In terms of urban renewal, there are often complaints about gentrification, but as this excellent article from City Journal reports, it is the best solution around.
In the 1990s, decades after the riots that followed the 1968 murder of Martin Luther King, the Washington, D.C., neighborhoods of Logan Circle and Columbia Heights still showed scars of that terrible time. Through many of those years, the mostly black residents of those areas would be in luck if they were looking for a prostitute or a drug deal; they had a harder time tracking down fresh spinach or blood-pressure medication.
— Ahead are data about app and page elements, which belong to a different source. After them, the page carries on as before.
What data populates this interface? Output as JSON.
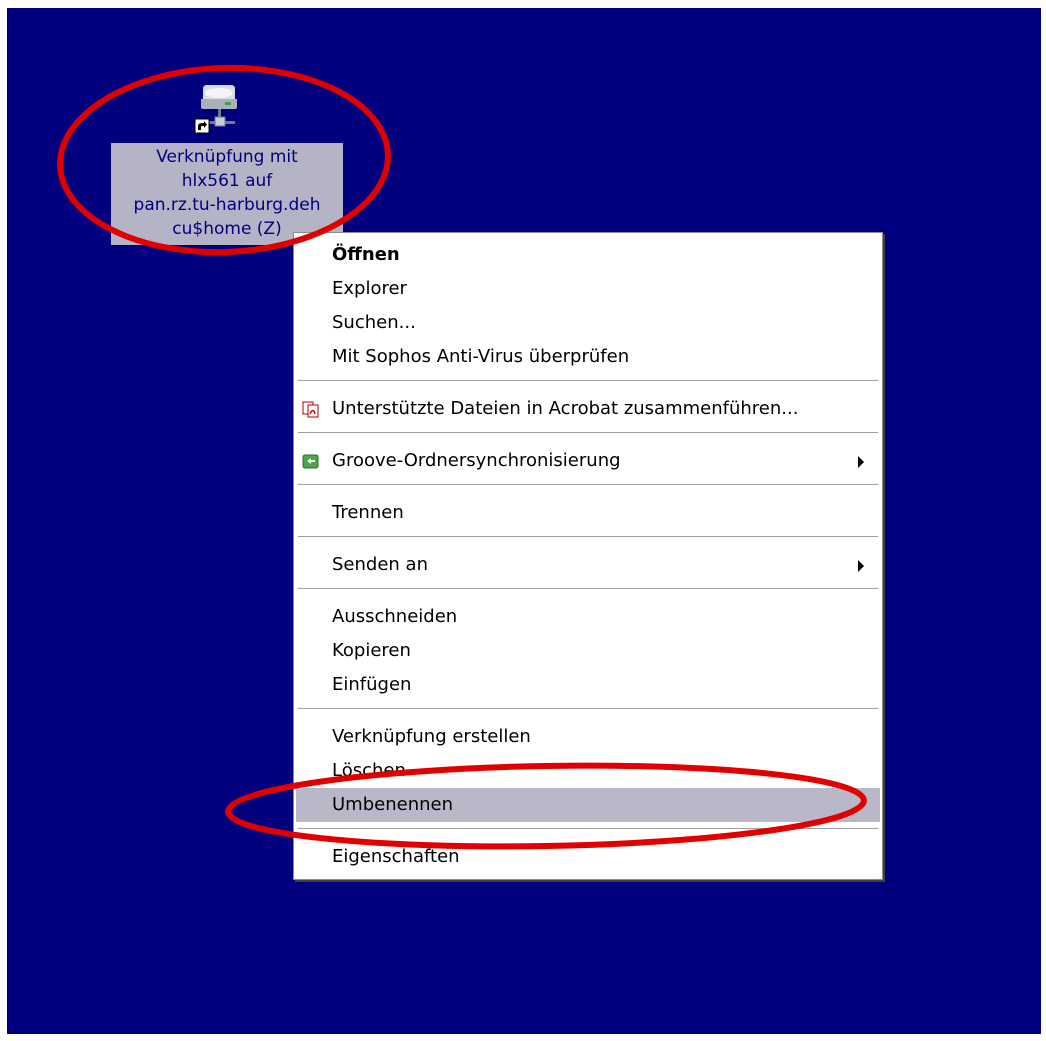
{
  "desktop": {
    "background_color": "#00007f",
    "icon": {
      "type": "network-drive-shortcut-icon",
      "label_lines": [
        "Verknüpfung mit",
        "hlx561 auf",
        "pan.rz.tu-harburg.deh",
        "cu$home (Z)"
      ]
    }
  },
  "context_menu": {
    "items": [
      {
        "label": "Öffnen",
        "bold": true
      },
      {
        "label": "Explorer"
      },
      {
        "label": "Suchen..."
      },
      {
        "label": "Mit Sophos Anti-Virus überprüfen"
      },
      {
        "label": "Unterstützte Dateien in Acrobat zusammenführen...",
        "icon": "acrobat-icon"
      },
      {
        "label": "Groove-Ordnersynchronisierung",
        "icon": "groove-icon",
        "submenu": true
      },
      {
        "label": "Trennen"
      },
      {
        "label": "Senden an",
        "submenu": true
      },
      {
        "label": "Ausschneiden"
      },
      {
        "label": "Kopieren"
      },
      {
        "label": "Einfügen"
      },
      {
        "label": "Verknüpfung erstellen"
      },
      {
        "label": "Löschen"
      },
      {
        "label": "Umbenennen",
        "selected": true
      },
      {
        "label": "Eigenschaften"
      }
    ]
  },
  "annotations": {
    "color": "#e00000"
  }
}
Logan Circle’s elegant Civil War–era mansions were crumbling or boarded up; the turreted row houses of Columbia Heights were in even worse shape.
Still, the local D.C. government was growing aware of the potential of these two neighborhoods, near as they were to federal government offices and the swarm of lobbying and law firms and media and public-relations outfits near them. In 1999, a metro stop opened in Columbia Heights, right across the street from a spiffy new Target. A Whole Foods took up residence a year later in a former auto-parts store near Logan Circle. Fortuitously, the District was at the same moment beginning to catch the eye of a growing number of career-hungry recent college grads.
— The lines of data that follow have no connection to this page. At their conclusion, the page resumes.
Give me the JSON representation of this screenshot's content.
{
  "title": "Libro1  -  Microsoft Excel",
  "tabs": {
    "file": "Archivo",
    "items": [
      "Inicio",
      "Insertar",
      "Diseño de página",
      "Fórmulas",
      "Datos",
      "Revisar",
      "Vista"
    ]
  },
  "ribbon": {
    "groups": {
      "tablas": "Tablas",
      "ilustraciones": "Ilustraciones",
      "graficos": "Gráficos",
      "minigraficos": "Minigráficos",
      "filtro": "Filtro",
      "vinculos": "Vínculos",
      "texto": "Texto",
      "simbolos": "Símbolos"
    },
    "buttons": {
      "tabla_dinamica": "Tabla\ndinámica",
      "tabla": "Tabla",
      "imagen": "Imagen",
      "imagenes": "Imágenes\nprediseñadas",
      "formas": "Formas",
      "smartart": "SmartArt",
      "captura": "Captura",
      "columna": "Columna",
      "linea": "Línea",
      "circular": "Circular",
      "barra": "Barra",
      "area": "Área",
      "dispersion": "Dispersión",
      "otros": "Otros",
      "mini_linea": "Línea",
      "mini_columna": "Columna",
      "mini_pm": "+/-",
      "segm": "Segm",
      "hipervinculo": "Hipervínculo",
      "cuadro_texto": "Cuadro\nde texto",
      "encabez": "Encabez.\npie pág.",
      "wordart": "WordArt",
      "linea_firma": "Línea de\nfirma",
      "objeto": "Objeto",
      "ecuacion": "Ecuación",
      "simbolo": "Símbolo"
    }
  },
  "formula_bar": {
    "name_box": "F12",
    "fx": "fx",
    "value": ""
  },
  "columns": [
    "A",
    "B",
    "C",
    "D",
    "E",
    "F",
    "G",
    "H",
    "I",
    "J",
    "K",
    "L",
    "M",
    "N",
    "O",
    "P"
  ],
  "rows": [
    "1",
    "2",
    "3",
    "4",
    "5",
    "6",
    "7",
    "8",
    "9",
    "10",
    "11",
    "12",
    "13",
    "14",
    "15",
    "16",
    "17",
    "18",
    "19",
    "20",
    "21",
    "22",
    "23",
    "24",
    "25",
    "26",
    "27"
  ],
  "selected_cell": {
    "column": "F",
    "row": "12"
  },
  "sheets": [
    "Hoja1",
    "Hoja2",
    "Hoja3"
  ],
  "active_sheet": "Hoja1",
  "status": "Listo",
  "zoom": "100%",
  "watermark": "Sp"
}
Whole Foods, nineteenth-century townhouses, striving millennials—is there anyone who couldn’t predict what was coming? The brunch spots, the $14 basil-infused cocktails, the bike lanes, the condos, and the soaring rents? As crime was brought under control during the first decade of the 2000s, 14th Street became as haute yuppie as they come. The tattooed crowd then tried out a dicey area of 11th Street, three blocks east in Columbia Heights. Across the street from a Chinese takeout with cashiers sitting behind a presumably bulletproof partition lies a block-long bar/diner/coffeehouse called the Coupe. The day I visited, Maria, a pleasant nursing-student barista in jean shorts and a T-shirt, told me that since one of her coworkers got mugged a while back, a policeman (and sometime customer) often stops by at closing time to make sure that others don’t run into trouble. The incident doesn’t seem to have hurt business: postgrads cram the place, sitting on comfy sofas with their six-pound textbooks, studying for law boards and GMATs.
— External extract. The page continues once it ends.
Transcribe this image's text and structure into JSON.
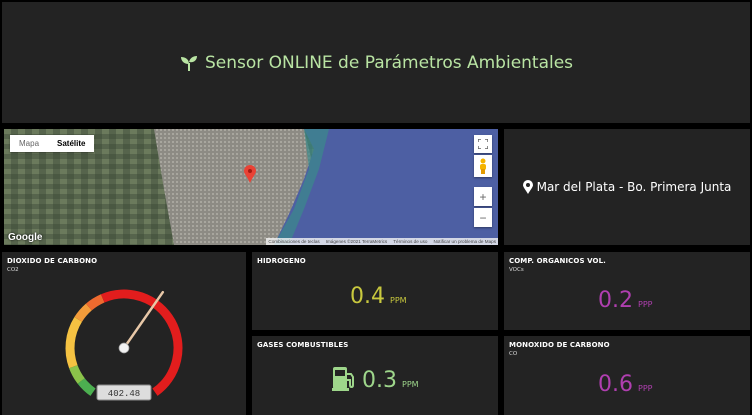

Some might see what’s happening in Columbia Heights and Logan Circle—gentrification, in a word—as a hopeful sign. Decaying, quasi-abandoned neighborhoods in a city once dubbed the “Murder Capital of America,” whose most famous local figure was a mayor with a penchant for crack, have turned into places where people are keen to live, eat, shop, and study. But large numbers of self-proclaimed urbanophiles—including, bizarrely, many of those same people flocking to such revived places in cities across the developed world—claim to hate the changes afoot, contending that they’re symptomatic of decadent capitalism and its racist infrastructure. Many longtime locals grumble, too. In a famous 2014 rant, filmmaker Spike Lee railed against white newcomers to the once-black neighborhood of Fort Greene, Brooklyn, accusing them of being part of a “motherfuckin’ Christopher Columbus syndrome.” Some wring their hands at their own complicity in the sordid phenomenon. “If you want to stop a place—anywhere—from being gentrified, don’t move there, don’t even go there—leave it the hell alone,” Alex Hudson, an editor at Metro UK, an alternative London paper, recently urged his readers.
Hudson is right about one thing: to stop gentrification, educated young people should steer clear of Brooklyn, D.C., San Francisco, London, and many other cities. Aside from that glimmer of wisdom, he’s come up with about the worst idea for cities—including their minority populations—since Robert Moses planned the Cross Bronx Expressway. Gentrification has its costs, some vexingly resistant to policy fixes, but it has brought cities in many advanced economies back from the brink. If there’s another route to urban health, we’ve yet to find it.